Adding to the frustration is that not every new platform will catch on, no matter how cool it is. Look at any presentations from 2009 and see if developing a “widget” was recommended. I bet it’s in there, somewhere. Even behemoth Microsoft is behind the curve. Microsoft invested loads of time and money on the Zune, and more recently, the Kin “Facebook” phone or whatever it was. Who do you know who has a Zune? Anyone? The Kin was discontinued 48 days(!) after it launched. The bigger story is that Microsoft joined the party too late and couldn’t compete in a marketplace dominated by the iPod and other mobile devices. Would any of you have imagined uttering “Microsoft can’t compete” 10 years ago, or even five?

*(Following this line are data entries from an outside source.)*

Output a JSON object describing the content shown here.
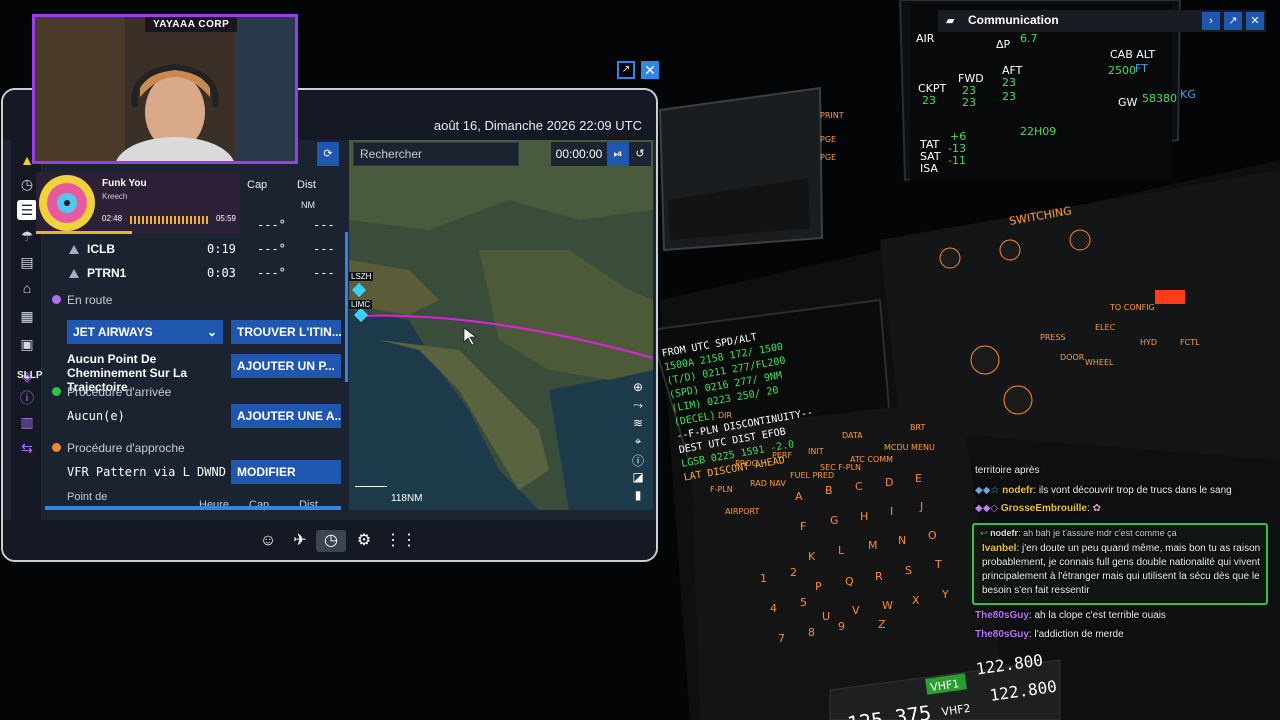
{
  "webcam": {
    "title": "YAYAAA CORP"
  },
  "music": {
    "title": "Funk You",
    "artist": "Kreech",
    "current": "02:48",
    "total": "05:59",
    "progress": 0.47
  },
  "tablet": {
    "datetime": "août 16, Dimanche 2026 22:09 UTC",
    "sidebar_label": "SLLP",
    "columns": {
      "cap": "Cap",
      "dist": "Dist",
      "dist_unit": "NM"
    },
    "first_row": {
      "cap": "---°",
      "dist": "---"
    },
    "waypoints": [
      {
        "ident": "ICLB",
        "time": "0:19",
        "cap": "---°",
        "dist": "---"
      },
      {
        "ident": "PTRN1",
        "time": "0:03",
        "cap": "---°",
        "dist": "---"
      }
    ],
    "en_route": {
      "label": "En route",
      "airway": "JET AIRWAYS",
      "find_route": "TROUVER L'ITIN...",
      "no_waypoint": "Aucun Point De Cheminement Sur La Trajectoire",
      "add_waypoint": "AJOUTER UN P..."
    },
    "arrival": {
      "label": "Procédure d'arrivée",
      "value": "Aucun(e)",
      "add": "AJOUTER UNE A..."
    },
    "approach": {
      "label": "Procédure d'approche",
      "value": "VFR Pattern via L DWND",
      "modify": "MODIFIER"
    },
    "footer_cols": {
      "point": "Point de",
      "heure": "Heure",
      "cap": "Cap",
      "dist": "Dist"
    },
    "search_placeholder": "Rechercher",
    "timer": "00:00:00",
    "map": {
      "label_lszh": "LSZH",
      "label_limc": "LIMC",
      "scale": "118NM"
    }
  },
  "communication": {
    "title": "Communication"
  },
  "chat": [
    {
      "user": "",
      "text": "territoire après",
      "user_color": "#ffffff"
    },
    {
      "user": "nodefr",
      "text": "ils vont découvrir trop de trucs dans le sang",
      "user_color": "#f0c030"
    },
    {
      "user": "GrosseEmbrouille",
      "text": "",
      "user_color": "#f0c030"
    },
    {
      "user": "nodefr",
      "text": "ah bah je t'assure mdr c'est comme ça",
      "user_color": "#ffffff"
    },
    {
      "user": "Ivanbel",
      "text": "j'en doute un peu quand même, mais bon tu as raison probablement, je connais full gens double nationalité qui vivent principalement à l'étranger mais qui utilisent la sécu dès que le besoin s'en fait ressentir",
      "user_color": "#f0c030"
    },
    {
      "user": "The80sGuy",
      "text": "ah la clope c'est terrible ouais",
      "user_color": "#c070ff"
    },
    {
      "user": "The80sGuy",
      "text": "l'addiction de merde",
      "user_color": "#c070ff"
    }
  ],
  "cockpit": {
    "mcdu_lines": [
      "FROM    UTC  SPD/ALT",
      "1500A   2158  172/ 1500",
      "(T/D)   0211  277/FL200",
      "(SPD)   0216  277/ 9NM",
      "(LIM)   0223  250/ 20",
      "(DECEL)",
      "--F-PLN DISCONTINUITY--",
      "DEST    UTC  DIST  EFOB",
      "LGSB    0225  1591  -2.0",
      "LAT DISCONT AHEAD"
    ],
    "ecam": {
      "air": "AIR",
      "dp": "ΔP",
      "dp_val": "6.7",
      "cab_alt": "CAB ALT",
      "cab_alt_val": "2500",
      "ft": "FT",
      "ckpt": "CKPT",
      "ckpt_val": "23",
      "fwd": "FWD",
      "fwd_val": "23",
      "fwd_val2": "23",
      "aft": "AFT",
      "aft_val": "23",
      "aft_val2": "23",
      "tat": "TAT",
      "tat_val": "+6",
      "sat": "SAT",
      "sat_val": "-13",
      "isa": "ISA",
      "isa_val": "-11",
      "time": "22H09",
      "gw": "GW",
      "gw_val": "58380",
      "kg": "KG"
    },
    "radio": {
      "active": "125.375",
      "vhf1": "VHF1",
      "vhf2": "VHF2",
      "standby1": "122.800",
      "standby2": "122.800"
    },
    "keys": [
      "DIR",
      "PROG",
      "PERF",
      "INIT",
      "DATA",
      "F-PLN",
      "RAD NAV",
      "FUEL PRED",
      "SEC F-PLN",
      "ATC COMM",
      "MCDU MENU",
      "AIRPORT"
    ],
    "switching": "SWITCHING"
  }
}
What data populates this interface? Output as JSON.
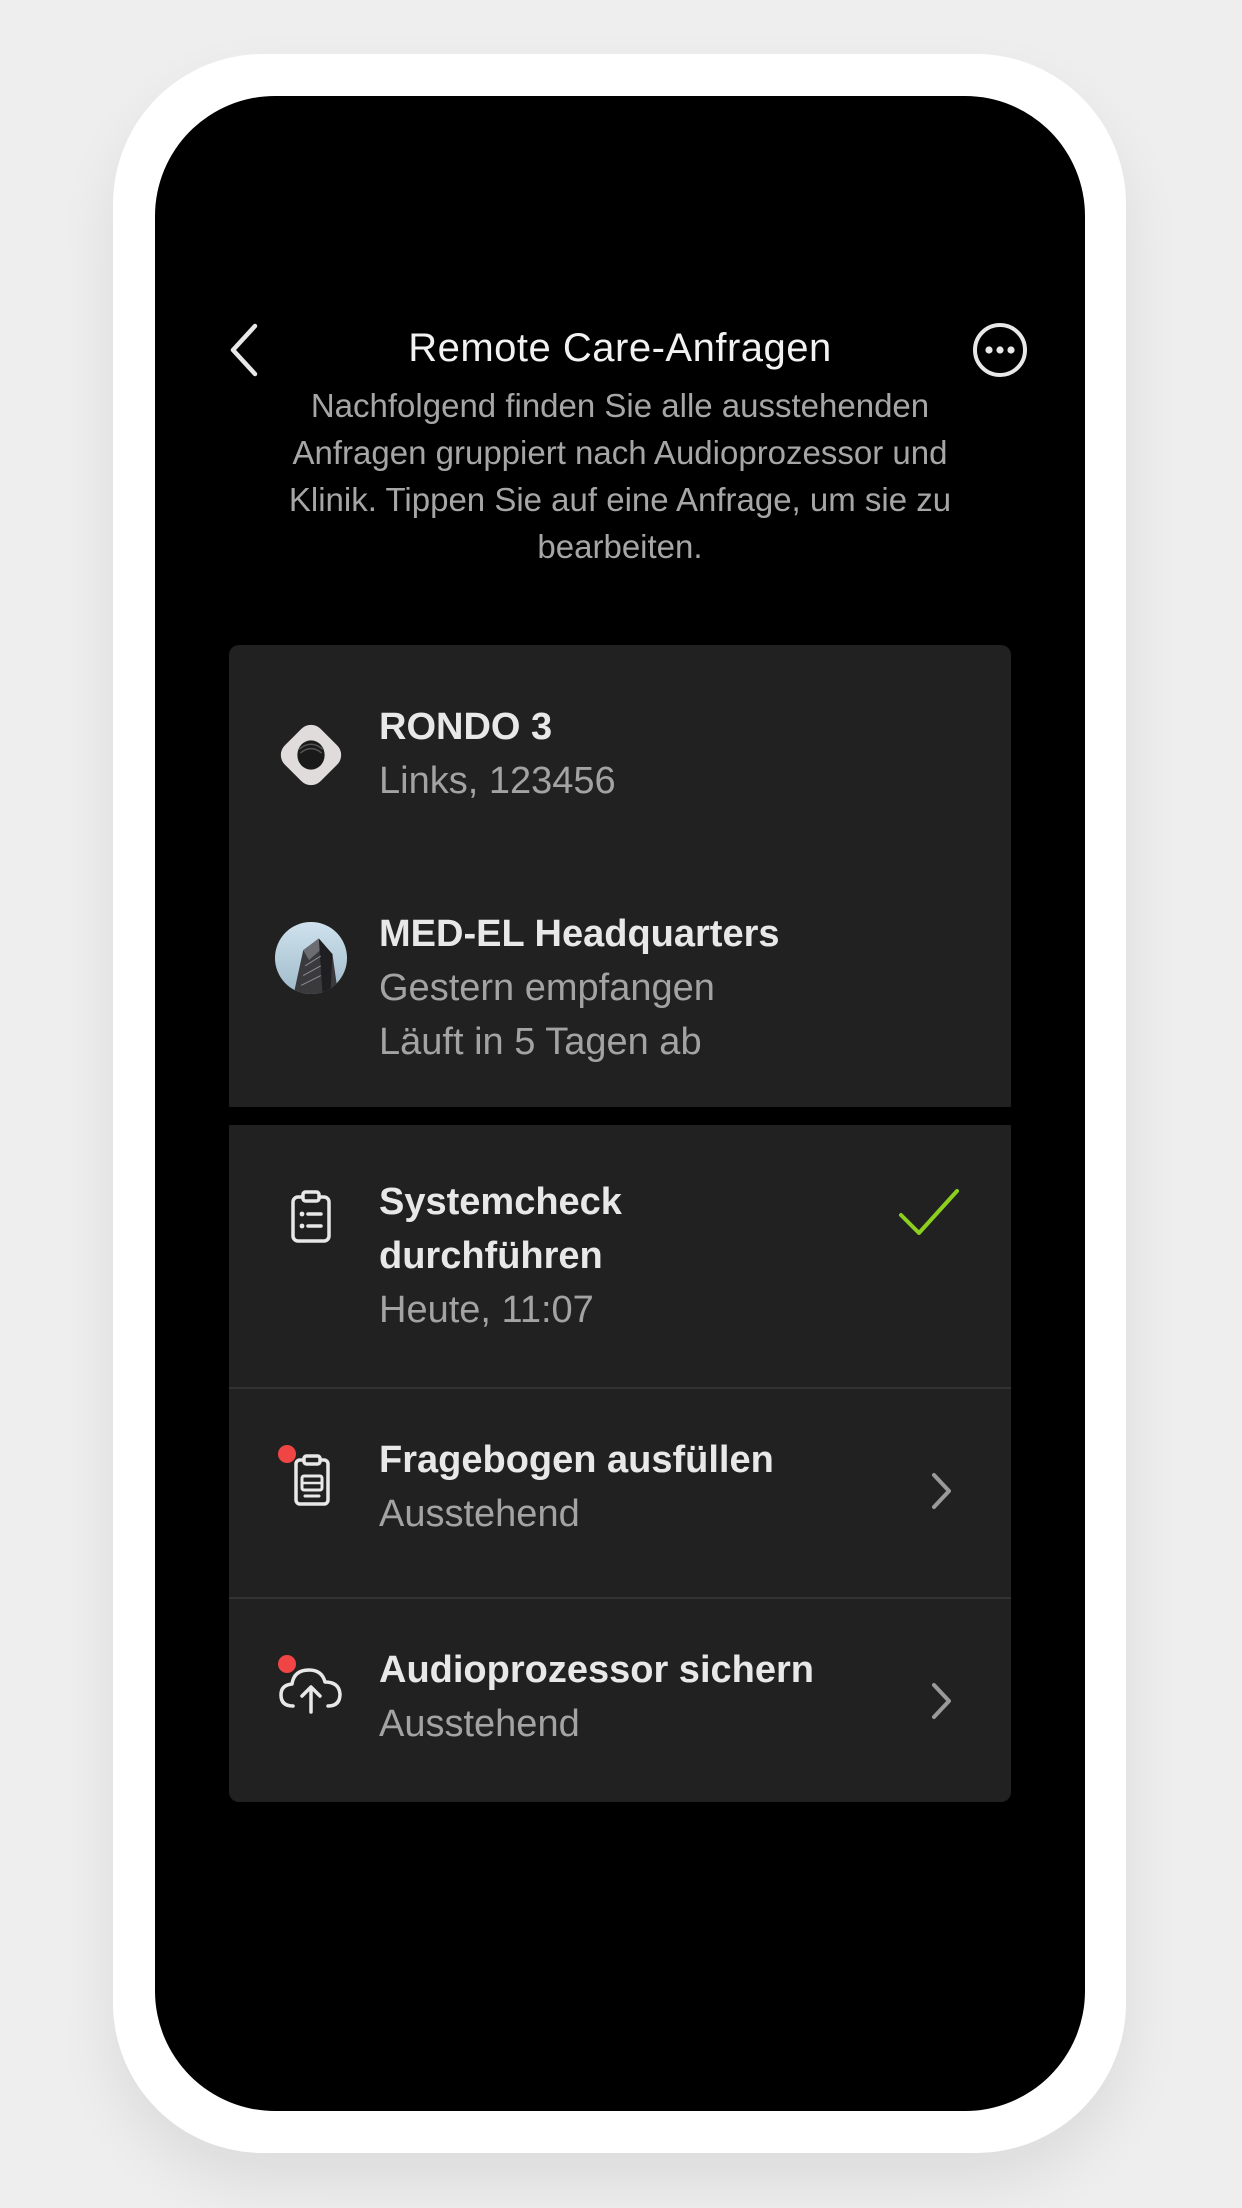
{
  "nav": {
    "title": "Remote Care-Anfragen"
  },
  "intro": {
    "text": "Nachfolgend finden Sie alle ausstehenden Anfragen gruppiert nach Audioprozessor und Klinik. Tippen Sie auf eine Anfrage, um sie zu bearbeiten."
  },
  "device": {
    "name": "RONDO 3",
    "detail": "Links, 123456",
    "icon": "audio-processor-icon"
  },
  "clinic": {
    "name": "MED-EL Headquarters",
    "received": "Gestern empfangen",
    "expires": "Läuft in 5 Tagen ab",
    "icon": "clinic-avatar"
  },
  "tasks": [
    {
      "title_line1": "Systemcheck",
      "title_line2": "durchführen",
      "status": "Heute, 11:07",
      "icon": "clipboard-checklist-icon",
      "state": "done"
    },
    {
      "title": "Fragebogen ausfüllen",
      "status": "Ausstehend",
      "icon": "questionnaire-icon",
      "state": "pending"
    },
    {
      "title": "Audioprozessor sichern",
      "status": "Ausstehend",
      "icon": "cloud-upload-icon",
      "state": "pending"
    }
  ],
  "colors": {
    "background": "#000000",
    "card": "#212121",
    "accent_check": "#8ccf1e",
    "notification_dot": "#f04545"
  }
}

Some may say waiting too long to adapt is an old story in advertising. Surely there were people who thought TV would never catch on because people just loved their radio shows and The Saturday Evening Post. Well, they did. Until they didn’t. It’s an advertising professional’s job to know where the eyes are, or where they’re going. Right now, 500 million pairs are on Facebook, if that tells you anything. An average of 2 million people will be watching “Mad Men” on Sundays for the next few months. That’s the present. Who knows what the future will bring? All that’s for certain is that some companies will try something new and be praised for it, while others won’t and wonder what’s wrong.